Я тоже хочу написать о «невянущем», — нет, лучше о «неувядающем» венке.
Буду писать о венках, а разгон возьму с твоего письма.
Аля, я не могу удержать слов!
Я люблю тебя. С восторгом, с цимбалами.
Это — слова.
Ты загнала мою любовь в телефонную трубку. Это я говорю.
А слова говорят: «Она — единственный остров для тебя и твоей жизни. От нее нет тебе возврата. Только вокруг нее море имеет цвет».
И говорим мы вместе.
Женщина, не допустившая меня до себя! Пускай ляжет у твоего порога, как черный Тапу, моя книга!

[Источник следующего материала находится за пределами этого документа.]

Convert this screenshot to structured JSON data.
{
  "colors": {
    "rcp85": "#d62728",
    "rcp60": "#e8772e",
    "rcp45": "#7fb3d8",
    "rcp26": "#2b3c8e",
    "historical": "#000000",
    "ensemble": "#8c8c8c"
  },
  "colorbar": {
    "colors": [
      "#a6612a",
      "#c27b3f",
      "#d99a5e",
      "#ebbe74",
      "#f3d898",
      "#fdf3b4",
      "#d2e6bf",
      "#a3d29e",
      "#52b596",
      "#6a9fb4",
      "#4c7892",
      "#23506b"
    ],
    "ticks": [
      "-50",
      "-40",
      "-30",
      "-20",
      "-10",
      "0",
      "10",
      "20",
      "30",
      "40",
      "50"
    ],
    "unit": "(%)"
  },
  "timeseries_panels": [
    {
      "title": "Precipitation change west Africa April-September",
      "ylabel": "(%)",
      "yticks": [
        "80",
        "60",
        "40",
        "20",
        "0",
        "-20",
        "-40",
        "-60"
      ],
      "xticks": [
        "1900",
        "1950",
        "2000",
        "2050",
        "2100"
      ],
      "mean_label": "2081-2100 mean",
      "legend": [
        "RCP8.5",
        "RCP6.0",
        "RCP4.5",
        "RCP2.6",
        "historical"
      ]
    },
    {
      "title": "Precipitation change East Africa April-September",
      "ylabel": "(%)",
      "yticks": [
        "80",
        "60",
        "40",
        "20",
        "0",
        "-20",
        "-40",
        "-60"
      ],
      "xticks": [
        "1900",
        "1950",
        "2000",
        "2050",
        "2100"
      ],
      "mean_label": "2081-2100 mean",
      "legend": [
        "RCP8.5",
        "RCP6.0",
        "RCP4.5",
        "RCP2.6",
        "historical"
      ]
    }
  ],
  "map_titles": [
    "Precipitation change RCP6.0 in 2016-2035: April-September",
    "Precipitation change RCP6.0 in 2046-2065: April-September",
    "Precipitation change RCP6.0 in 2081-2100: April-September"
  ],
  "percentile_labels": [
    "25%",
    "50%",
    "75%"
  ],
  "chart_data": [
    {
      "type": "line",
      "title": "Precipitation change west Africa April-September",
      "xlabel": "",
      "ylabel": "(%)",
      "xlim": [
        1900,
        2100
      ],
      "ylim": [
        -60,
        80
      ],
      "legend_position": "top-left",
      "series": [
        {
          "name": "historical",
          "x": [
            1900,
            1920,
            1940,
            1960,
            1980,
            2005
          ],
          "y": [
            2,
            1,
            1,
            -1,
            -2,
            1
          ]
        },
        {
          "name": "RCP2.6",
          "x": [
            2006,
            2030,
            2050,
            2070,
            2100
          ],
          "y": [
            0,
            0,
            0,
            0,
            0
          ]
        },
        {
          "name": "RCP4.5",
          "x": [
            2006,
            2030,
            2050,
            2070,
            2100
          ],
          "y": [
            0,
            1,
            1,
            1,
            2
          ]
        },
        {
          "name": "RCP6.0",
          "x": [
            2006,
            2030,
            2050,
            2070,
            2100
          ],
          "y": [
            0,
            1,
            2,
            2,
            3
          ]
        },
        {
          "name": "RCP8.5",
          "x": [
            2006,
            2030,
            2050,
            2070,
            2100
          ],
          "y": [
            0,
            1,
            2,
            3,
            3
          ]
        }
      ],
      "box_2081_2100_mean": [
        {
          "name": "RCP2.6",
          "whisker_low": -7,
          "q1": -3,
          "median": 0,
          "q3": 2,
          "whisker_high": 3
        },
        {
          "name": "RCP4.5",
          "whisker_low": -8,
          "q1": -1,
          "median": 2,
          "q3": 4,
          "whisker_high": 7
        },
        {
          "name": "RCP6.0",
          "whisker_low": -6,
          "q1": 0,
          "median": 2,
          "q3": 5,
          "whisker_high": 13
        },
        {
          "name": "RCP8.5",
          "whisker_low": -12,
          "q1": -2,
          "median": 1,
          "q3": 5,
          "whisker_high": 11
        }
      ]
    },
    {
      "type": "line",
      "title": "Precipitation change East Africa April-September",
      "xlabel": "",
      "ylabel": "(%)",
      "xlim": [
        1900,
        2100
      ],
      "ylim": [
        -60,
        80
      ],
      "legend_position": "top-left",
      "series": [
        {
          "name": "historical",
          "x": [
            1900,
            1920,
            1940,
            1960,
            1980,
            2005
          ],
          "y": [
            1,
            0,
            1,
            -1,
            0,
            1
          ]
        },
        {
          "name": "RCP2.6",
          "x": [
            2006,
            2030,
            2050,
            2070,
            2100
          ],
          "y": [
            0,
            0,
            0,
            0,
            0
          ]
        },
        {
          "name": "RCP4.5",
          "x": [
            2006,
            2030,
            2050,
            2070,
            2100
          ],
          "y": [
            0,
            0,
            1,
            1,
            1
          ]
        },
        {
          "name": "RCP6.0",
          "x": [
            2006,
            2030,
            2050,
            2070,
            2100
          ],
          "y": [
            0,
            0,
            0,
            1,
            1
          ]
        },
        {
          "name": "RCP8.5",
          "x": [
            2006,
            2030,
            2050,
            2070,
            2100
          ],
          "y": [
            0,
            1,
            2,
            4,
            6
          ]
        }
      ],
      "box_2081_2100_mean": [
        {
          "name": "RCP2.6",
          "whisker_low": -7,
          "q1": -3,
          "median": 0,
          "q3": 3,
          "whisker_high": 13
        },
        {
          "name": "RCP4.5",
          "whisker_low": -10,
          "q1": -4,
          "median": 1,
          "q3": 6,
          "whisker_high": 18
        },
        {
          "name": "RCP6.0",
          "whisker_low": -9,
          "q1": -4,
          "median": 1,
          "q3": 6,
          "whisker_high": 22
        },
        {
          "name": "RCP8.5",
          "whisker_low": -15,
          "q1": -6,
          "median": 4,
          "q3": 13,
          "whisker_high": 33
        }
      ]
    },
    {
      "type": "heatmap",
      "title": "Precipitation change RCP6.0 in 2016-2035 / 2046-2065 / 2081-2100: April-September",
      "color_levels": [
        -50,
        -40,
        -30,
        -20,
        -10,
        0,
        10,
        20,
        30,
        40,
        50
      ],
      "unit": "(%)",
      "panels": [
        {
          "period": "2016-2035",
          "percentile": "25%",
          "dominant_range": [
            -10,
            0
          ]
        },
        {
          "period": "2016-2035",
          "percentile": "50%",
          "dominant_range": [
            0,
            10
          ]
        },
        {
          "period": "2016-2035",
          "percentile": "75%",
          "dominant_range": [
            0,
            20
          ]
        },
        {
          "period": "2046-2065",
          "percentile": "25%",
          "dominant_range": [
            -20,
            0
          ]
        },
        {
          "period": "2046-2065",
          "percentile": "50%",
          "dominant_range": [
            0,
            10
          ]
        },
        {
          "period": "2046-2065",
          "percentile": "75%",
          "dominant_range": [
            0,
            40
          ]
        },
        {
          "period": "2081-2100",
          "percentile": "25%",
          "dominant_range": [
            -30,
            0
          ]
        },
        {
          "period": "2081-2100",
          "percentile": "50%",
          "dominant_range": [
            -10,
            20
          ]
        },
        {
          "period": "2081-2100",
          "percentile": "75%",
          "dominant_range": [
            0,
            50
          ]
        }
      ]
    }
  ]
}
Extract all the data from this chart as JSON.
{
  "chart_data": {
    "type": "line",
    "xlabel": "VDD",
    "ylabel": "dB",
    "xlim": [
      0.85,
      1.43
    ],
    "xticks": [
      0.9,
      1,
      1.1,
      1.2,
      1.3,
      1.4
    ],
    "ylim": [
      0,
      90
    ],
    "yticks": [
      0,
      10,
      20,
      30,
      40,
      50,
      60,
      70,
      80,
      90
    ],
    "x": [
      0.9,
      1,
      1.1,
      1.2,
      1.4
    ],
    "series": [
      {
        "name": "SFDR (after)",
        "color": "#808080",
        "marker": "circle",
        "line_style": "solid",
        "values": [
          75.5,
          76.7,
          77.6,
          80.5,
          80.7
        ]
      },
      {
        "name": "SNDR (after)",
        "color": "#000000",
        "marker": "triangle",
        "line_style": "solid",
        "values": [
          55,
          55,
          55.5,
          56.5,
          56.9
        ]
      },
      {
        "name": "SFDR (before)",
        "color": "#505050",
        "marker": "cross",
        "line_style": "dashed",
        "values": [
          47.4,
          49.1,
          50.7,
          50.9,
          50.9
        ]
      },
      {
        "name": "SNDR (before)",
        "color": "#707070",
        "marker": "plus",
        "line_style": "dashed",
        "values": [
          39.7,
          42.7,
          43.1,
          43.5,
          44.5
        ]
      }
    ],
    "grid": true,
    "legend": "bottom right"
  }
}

Но она белая. Нет, иначе. Не нужно упрека. Любимая! Пускай окружит моя книга твое имя, ляжет вокруг него белым, широким, немеркнущим, невянущим,
Письмо двадцать четвертое,
Ты чувствуешь себя связанной с культурным миром.
С которым, Аля? — их много.
Каждая страна имеет свою культуру, и ее нельзя взять иностранцу.
У меня болит сердце за Петербург, я думаю о его мостовых, а ты не можешь вернуться к России, ты любишь Францию, но не умрешь от тоски по ней.
Ты — человек слишком общеевропейской культуры.
Если бы автомобиль ничего не весил, он не мог бы ехать, тяжесть дает опору его колесам.
Я не писал бы этого тебе, если бы не любил.
Не мучай меня тем, что я для тебя ничего не вешу, мир вокруг Али не имеет веса.
У Богатырева рядом на квартире отравилась газом немецкая семья. Мать оставила записку: «На свете нет места немецкому труженику».
Немцы, мне стыдно, что я не могу помочь вам!
Аля, прости мне мою нерадостную любовь; скажи, на каком языке скажешь ты последнее слово, умирая?
Я говорю тебе разные заговоры, сравниваю тебя со всеми. Говорят, что в психоз люди уходят сознательно, как в монастырь. Легче вообразить себя собакой, чем жить человеком.
Хочется мне разорвать на куски и по городу разбросать то, что люблю.
Не умею.
Раз собрались мы недавно в ателье.
В комнате были петербуржцы и москвичи.
Кто-то заговорил о визах. Рассказывают, что прежде, год, два тому назад, русские говорили друг с другом о паспортах так же охотно, как замужняя женщина о родах.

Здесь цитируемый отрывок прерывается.